Several new trials of novel drug combinations are underway aimed at preventing graft-versus-host disease (GvHD) after allogeneic transplant.
“With the current GvHD prevention regimen, GvHD still occurs in its acute or chronic forms in at least 50 and 30 percent of patients, respectively,” says Samer Al-Homsi, MD, executive director of the Bone Marrow Transplant Center, who is leading the studies.
“The goal is to develop innovative strategies for GvHD prevention to improve the results of mismatched unrelated and haploidentical donor transplants and increase the wide applicability of these regimens,” Dr. Al-Homsi says.
Abatacept in Combination
The drug abatacept has conventionally been used to treat some forms of arthritis, but has also shown to lower incidence of GvHD in fully- and near-matched donor allogeneic hematopoietic stem cell transplantation (HSCT) when administered in combination with methotrexate and tacrolimus. As a result, abatacept received accelerated approval from the U.S. Food and Drug Administration (FDA) for the prevention of GvHD.
In a new clinical trial, Dr. Al-Homsi and his team are examining whether the combination of cyclophosphamide, abatacept, and short-duration tacrolimus is safe and effective for GvHD prophylaxis following haploidentical transplantation.
“We believe that the enhanced efficacy of the abatacept-containing regimen will also allow us to shorten the duration of tacrolimus, an immunosuppressant, thus allowing faster recovery of the immune system following allogeneic transplantation,” Al-Homsi says.

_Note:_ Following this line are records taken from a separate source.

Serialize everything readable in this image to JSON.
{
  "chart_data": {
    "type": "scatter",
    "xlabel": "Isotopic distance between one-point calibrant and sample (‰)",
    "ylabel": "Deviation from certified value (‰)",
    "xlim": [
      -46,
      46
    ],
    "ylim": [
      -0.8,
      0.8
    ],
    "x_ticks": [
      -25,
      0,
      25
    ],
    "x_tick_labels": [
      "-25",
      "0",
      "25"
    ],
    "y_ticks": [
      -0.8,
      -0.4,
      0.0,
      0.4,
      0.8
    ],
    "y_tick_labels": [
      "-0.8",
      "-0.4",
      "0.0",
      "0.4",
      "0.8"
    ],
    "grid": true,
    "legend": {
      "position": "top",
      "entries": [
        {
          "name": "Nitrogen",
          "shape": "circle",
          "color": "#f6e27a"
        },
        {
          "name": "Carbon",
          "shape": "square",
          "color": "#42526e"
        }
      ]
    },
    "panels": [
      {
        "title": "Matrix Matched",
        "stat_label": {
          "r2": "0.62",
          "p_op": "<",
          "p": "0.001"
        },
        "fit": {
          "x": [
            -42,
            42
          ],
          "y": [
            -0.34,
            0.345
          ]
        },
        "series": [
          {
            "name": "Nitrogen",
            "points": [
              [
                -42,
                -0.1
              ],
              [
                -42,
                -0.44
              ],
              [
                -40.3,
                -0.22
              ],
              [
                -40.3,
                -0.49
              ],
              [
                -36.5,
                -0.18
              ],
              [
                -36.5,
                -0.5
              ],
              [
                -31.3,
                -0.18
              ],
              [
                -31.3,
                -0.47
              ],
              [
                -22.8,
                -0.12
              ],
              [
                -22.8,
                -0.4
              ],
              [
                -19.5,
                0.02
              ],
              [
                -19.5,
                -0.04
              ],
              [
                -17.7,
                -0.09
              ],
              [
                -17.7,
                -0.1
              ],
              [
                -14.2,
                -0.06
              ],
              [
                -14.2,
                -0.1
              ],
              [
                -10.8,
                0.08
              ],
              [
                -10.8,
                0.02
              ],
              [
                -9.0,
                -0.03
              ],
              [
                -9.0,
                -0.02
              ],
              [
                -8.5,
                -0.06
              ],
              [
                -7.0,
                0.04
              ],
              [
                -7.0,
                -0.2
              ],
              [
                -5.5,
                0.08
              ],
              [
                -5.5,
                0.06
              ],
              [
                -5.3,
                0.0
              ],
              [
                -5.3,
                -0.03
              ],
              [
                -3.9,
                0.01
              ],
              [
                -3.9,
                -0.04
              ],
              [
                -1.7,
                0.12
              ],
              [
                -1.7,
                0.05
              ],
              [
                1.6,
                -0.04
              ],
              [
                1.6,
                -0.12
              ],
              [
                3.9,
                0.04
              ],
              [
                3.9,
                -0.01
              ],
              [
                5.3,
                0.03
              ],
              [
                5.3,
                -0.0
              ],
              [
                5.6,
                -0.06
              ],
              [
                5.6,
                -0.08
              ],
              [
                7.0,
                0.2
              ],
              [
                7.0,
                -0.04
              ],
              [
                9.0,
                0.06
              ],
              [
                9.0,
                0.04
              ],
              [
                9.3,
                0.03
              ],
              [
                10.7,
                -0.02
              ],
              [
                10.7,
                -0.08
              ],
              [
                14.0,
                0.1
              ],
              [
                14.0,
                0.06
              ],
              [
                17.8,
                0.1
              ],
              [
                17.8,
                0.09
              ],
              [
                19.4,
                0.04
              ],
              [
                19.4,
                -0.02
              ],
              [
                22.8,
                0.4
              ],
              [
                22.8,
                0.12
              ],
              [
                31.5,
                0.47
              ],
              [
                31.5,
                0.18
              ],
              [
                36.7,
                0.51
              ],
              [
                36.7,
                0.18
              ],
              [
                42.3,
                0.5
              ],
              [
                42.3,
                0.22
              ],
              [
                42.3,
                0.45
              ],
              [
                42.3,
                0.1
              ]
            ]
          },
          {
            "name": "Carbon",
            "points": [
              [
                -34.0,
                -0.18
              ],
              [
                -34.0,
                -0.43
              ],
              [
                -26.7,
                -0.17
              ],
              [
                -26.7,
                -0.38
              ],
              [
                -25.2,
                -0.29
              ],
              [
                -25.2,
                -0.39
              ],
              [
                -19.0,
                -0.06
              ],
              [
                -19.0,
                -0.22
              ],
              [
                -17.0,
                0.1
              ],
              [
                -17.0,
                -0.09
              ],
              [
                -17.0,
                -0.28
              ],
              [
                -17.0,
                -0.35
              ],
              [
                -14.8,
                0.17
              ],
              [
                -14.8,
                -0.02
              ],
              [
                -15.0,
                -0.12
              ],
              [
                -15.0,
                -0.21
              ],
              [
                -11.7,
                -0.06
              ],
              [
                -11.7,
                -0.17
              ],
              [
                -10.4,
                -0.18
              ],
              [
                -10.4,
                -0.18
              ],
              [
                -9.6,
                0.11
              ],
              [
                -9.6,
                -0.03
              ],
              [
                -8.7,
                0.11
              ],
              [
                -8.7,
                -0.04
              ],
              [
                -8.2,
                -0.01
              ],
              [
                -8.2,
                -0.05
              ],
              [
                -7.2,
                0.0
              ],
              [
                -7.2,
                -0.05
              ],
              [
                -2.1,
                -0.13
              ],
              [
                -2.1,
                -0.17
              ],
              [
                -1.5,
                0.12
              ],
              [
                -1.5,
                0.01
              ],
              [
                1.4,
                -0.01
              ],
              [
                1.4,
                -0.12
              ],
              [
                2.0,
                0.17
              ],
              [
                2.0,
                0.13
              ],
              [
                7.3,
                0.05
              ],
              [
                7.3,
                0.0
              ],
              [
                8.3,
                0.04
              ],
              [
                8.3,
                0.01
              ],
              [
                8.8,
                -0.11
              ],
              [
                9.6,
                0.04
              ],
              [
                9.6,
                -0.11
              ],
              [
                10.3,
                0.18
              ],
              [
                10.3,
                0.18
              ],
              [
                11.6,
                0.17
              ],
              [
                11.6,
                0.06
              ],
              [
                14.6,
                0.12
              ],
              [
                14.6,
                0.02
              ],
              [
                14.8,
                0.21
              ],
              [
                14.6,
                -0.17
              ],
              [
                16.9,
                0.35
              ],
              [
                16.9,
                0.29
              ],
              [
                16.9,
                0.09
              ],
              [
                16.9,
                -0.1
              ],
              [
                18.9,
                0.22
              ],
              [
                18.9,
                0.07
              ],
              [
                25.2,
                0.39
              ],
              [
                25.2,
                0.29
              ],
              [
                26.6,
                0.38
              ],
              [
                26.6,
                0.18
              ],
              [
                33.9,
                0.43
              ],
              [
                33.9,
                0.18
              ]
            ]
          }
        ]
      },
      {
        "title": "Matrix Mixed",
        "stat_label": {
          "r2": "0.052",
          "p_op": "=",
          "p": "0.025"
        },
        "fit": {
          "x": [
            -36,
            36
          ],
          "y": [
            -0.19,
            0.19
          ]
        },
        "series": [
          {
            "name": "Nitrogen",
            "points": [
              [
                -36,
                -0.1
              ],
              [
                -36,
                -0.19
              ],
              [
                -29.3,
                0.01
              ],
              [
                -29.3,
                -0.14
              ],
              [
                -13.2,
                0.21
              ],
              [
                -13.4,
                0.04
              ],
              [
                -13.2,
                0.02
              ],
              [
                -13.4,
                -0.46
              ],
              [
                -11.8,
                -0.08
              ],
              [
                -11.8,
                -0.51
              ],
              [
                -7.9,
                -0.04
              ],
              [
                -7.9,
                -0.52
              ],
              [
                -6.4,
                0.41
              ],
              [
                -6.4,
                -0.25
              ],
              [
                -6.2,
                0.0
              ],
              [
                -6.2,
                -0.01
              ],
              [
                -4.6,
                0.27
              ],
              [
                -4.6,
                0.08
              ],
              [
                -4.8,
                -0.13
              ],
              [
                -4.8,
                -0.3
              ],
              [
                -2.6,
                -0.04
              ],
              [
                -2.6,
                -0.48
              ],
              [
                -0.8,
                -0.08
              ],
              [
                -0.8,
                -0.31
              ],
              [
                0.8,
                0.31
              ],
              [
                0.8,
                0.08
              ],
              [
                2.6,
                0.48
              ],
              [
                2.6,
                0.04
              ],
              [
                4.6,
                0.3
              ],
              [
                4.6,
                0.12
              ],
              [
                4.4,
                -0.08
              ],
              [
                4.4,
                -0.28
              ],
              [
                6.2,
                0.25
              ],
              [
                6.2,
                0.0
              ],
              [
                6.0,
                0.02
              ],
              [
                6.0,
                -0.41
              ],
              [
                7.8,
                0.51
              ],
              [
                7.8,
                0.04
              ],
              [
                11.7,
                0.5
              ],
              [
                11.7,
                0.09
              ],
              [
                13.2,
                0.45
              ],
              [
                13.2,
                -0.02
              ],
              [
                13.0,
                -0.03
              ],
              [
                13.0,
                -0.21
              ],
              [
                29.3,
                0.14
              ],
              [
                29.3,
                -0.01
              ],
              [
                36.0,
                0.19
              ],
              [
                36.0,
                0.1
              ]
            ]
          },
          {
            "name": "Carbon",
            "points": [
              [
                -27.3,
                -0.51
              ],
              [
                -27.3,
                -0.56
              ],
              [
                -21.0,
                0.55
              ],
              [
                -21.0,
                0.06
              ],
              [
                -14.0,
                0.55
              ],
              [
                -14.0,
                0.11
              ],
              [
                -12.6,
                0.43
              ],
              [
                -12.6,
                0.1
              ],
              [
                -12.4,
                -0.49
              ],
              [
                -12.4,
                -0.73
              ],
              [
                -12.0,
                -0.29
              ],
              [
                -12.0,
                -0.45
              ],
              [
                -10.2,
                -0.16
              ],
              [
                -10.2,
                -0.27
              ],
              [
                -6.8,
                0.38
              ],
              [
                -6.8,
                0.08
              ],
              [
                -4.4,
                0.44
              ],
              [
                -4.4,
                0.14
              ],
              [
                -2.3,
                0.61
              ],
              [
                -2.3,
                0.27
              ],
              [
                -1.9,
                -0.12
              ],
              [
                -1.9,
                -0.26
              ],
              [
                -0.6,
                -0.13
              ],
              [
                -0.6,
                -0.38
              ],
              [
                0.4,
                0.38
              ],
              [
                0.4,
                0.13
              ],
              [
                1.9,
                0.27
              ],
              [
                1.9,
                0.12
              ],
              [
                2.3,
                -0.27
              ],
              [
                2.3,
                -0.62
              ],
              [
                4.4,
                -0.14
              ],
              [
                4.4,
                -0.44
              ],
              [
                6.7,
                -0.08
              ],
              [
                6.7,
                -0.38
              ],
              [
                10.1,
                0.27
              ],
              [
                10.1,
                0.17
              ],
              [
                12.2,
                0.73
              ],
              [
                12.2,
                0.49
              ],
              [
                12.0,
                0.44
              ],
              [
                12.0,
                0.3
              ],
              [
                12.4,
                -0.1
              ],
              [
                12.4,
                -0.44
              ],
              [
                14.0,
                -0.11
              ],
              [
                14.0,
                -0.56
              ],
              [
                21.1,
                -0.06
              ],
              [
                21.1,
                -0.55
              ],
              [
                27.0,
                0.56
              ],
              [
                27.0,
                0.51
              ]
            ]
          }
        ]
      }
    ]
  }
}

The researchers are currently enrolling adults with hematological malignancies undergoing allogeneic HSCT from a first- or second-degree haploidentical donor.
Dr. Al-Homsi and his team are leading another phase II clinical trial examining the combination of cyclophosphamide and bortezomib (a proteasome inhibitor).
While both drugs are FDA approved for other indications, the researchers hypothesize the novel combo may act synergistically to inhibit the development of GvHD in patients with various blood cancers.
The clinical trial team is currently enrolling adults with hematological malignancies undergoing allogeneic HSCT from a matched-related or unrelated donor.
“If we can transplant safely without GvHD, we could complete solid organ transplantation and blood transplant at the same time, sparing patients life-long immunosuppression.”Samer Al-Homsi, MD
Furthering Progress in Transplantation
Looking ahead, these and other combinations may eliminate the need for traditional prophylactic drugs and are particularly useful for those with impaired kidney function, a patient population not commonly offered transplantation, Dr. Al-Homsi says.
“Preventing GvHD has important implications for solid organ transplantation as well. If we can transplant safely without GvHD, we could complete solid organ transplantation and blood transplant at the same time, sparing patients life-long immunosuppression.”